Sunday October 13 is my two year heart anniversary! Two years since that moment in time that changed my life so drastically.
I am thankful for so many things about that night. First, I am thankful that I recognized that I was sick enough that I needed to call an ambulance. Second, I am thankful for the first responders, EMT's and paramedics that came to my house. Not to mention the fire department, police and county sheriffs officers. I live in a town of 6,000 people in Kansas and there is really not much that goes on here so calling 911 means they all come. I am thankful they all came. I am thankful that there was a fabulous cardiac team waiting on me when I arrived at Lawrence Memorial. They got paged after hours and left their families to save my life---thank you, thank you, thank you! I am thankful for the several different cardiologists I have had. My first cardiologist saved my life when they took me off the ambulance and he had to place three stents in my LAD. I didn't like him though for post emergency care so I had to find another cardiologist. I found a second cardiologist that I loved. He was funny as hell and humor goes a long way when you are as ill as I was. He discovered the restenosis and put two more stents inside the three I already had. He up and went to practice in Topeka. Now, I am seeing Dr.Yang. She is about my age and a fabulous doc--she takes great care of not only my heart but also me.
They say what doesn't kill you makes you stronger. To that end, I love this:
Precisely because it did not kill me, I have had experiences that I would not have had if I had never had a heart attack. I started blogging. I would have never started blogging. Much to my surprise, people actually read it and I have met new people because of it. I started the blog because I was 42, had a heart attack and really just didn't know what to do. It was more for me to work through what it meant to me, but the fact that you read it makes me smile. Thank you. This risk is real for everyone and I want to spread that knowledge to as many people as I can. If just one person recognizes their risk and acts to avoid heart disease, this life I was handed has meaning.
I have joined the Go Red Ambassadors through the American Heart Association in Kansas City. I have met incredible women that understand. They are all so different, so interesting and so strong! The first meeting I went to was so emotional--they all just knew why.
In February of 2012 I did not participate in Go Red for Women month. It was all too new and still very raw and I was still in denial. By the time February rolled around this year, it meant so much to me. It was very emotional for me!

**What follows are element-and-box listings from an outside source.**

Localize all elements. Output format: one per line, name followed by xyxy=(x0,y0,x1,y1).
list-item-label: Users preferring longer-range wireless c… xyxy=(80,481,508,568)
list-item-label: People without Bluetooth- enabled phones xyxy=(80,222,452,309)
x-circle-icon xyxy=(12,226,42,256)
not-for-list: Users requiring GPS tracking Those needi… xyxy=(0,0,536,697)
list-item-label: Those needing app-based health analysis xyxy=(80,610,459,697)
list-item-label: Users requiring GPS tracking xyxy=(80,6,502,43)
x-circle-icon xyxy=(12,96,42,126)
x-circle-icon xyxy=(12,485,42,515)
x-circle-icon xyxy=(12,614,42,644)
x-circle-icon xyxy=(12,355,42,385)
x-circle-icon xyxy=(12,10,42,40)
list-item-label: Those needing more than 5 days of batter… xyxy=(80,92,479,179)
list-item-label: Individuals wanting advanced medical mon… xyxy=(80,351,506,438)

On the first Friday in February we went red for women. My friends, family and co workers went red for me and I love them all for it:
I attended the Go Red Casting Call:
One of my best friends daughter's held a fundraiser for the AHA selling red dress pins at her middle school:
The result:
My high school friend Mia makes jewelry and made this for the Heart and Stroke Ball silent auction in my honor:
In April I attended the Half Day for Your Heart Event:
In May, my company had a Greater Kansas City Heart Walk Team and we raised almost $2000.00:
In June we attended Girls Night Out at the K and got to represent heart disease survivors on the field of the Kansas City Royals:
What a fun year it has been and I would have never had these experiences if I wasn't sick! How is that for odd? What a strange life it can be.
I look forward to this weekend as tomorrow is my Second Annual Heart Anniversary Party. Now I love a good party and what better reason? Tomorrow I celebrate life, celebrate my friends and family and celebrate the fact that I am even around to celebrate. I love my friends and family and they have been amazing through all of this! I really am lucky. I got a second chance to spend more time with them and to reconnect. Often time life gets in the way of relationships. People tend to let work overrun their lives and I think you have to make sure that doesn't happen. Make sure to make those relationships come first--with your family and your friends. If I had died that night two years ago there would have been so much left unsaid. Make sure you say it--there is no better time than right now.
If you are out and about tomorrow night raise your glass for me and toast to my health and life and yours!